Auf der Trondenes-Halbinsel kamen - die genaue Zahl ist unbekannt - in jener Zeit bis zu 1300 sowjetische Kriegsgefangene ums Leben. Knapp eine halbe Fußstunde von dem historisch interessantem Kirchlein entfernt mussten sie - zu Sklaven erniedrigt - für Hitlers Truppen eine Festung bauen. Noch heute lässt sich dort die die sogenannte »Adolf-Kanone« alljährlich von Tausenden Touristen bestaunen, obgleich aus ihr während des Krieges nicht ein einziger gezielter Schuss abgegeben wurde.

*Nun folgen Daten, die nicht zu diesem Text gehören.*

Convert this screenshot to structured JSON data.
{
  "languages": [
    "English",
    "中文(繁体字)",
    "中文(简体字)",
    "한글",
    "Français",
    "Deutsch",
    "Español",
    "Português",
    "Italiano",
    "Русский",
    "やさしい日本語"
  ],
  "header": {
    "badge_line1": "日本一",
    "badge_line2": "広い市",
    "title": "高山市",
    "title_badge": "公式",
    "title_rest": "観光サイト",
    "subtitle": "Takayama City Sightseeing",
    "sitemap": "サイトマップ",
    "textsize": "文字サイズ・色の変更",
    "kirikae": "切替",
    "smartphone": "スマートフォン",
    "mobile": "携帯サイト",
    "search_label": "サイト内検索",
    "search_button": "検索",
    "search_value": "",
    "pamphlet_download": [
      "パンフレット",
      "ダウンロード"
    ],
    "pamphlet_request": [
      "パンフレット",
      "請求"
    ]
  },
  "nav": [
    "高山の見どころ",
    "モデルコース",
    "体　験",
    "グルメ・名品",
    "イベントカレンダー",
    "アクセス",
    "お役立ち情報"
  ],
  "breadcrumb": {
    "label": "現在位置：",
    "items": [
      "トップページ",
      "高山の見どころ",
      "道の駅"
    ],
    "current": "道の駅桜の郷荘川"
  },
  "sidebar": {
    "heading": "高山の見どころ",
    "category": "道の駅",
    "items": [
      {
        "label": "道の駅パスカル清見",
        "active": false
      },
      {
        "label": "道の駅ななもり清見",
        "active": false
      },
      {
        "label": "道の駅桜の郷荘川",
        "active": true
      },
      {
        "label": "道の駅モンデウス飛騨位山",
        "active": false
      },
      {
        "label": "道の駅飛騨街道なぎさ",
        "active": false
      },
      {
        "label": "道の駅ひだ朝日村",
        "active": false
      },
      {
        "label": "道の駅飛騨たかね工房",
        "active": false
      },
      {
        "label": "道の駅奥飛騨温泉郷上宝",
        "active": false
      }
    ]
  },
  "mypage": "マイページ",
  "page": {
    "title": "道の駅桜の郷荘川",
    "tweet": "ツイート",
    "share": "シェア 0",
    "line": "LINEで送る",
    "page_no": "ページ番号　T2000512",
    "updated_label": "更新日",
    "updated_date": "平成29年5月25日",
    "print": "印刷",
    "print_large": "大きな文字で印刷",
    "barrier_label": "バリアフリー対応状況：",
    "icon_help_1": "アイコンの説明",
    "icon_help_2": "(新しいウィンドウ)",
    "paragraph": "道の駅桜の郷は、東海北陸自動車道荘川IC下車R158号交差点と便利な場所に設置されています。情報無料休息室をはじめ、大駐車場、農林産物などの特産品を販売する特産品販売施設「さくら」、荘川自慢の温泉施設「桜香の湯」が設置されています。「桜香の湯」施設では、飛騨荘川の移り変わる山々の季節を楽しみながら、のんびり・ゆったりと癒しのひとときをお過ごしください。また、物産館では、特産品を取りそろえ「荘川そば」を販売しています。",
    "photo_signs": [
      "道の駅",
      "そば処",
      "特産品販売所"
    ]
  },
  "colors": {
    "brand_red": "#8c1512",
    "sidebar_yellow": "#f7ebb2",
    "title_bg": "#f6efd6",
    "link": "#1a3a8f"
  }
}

In seiner am 1. März 1940 erlassenen Weisung zum Überfall auf Dänemark und Norwegen benannte Hitler die ökonomischen wie die militärstrategischen Gründe für die Okkupation. Man wolle »unsere Erzbasis in Schweden« sichern sowie für Kriegsmarine und Luftwaffe die beste »Ausgangsstellung gegen England« schaffen. 150 000 der rund 200 000 norwegischen Industriearbeiter mussten für »das Reich« schuften. Doch das Ergebnis reichte den Auftraggebern nicht. Ab August 1941 und damit ein halbes Jahr vor dem Beginn ihres Sklaveneinsatzes in Deutschland wurden sowjetische Kriegsgefangene nach Norwegen deportiert. Per Schiff. Ausgangshafen war zumeist Stettin. Die Okkupanten zwangen sie, Befestigungsanlagen, Straßen, Eisenbahnlinien, Tunnel, Häfen, Flugplätze und Fabriken zu bauen. Allein zum Vortrieb der 729 Kilometer langen und noch immer extrem wichtigen Nordlandsbanen, die Trondheim mit Bodø verbindet, ließen die Nazis 67 Arbeitslager errichten. Darin hausten - so die Statistik - 20 432 sowjetische Kriegsgefangene, zumeist gegliedert in sogenannte Kriegsgefangenen-Arbeits-Bataillone. Wie? In den bereits vor dem »Barbarossa«-Überfall auf die Sowjetunion von der Wehrmachtsführung erarbeiteten Bestimmungen zur Behandlung der zu erwartenden Kriegsgefangenen wird klar gemacht, dass »der bolschewistische Soldat jeden Anspruch auf Behandlung als ehrenhafter Soldat und nach dem Genfer Abkommen verloren« hat.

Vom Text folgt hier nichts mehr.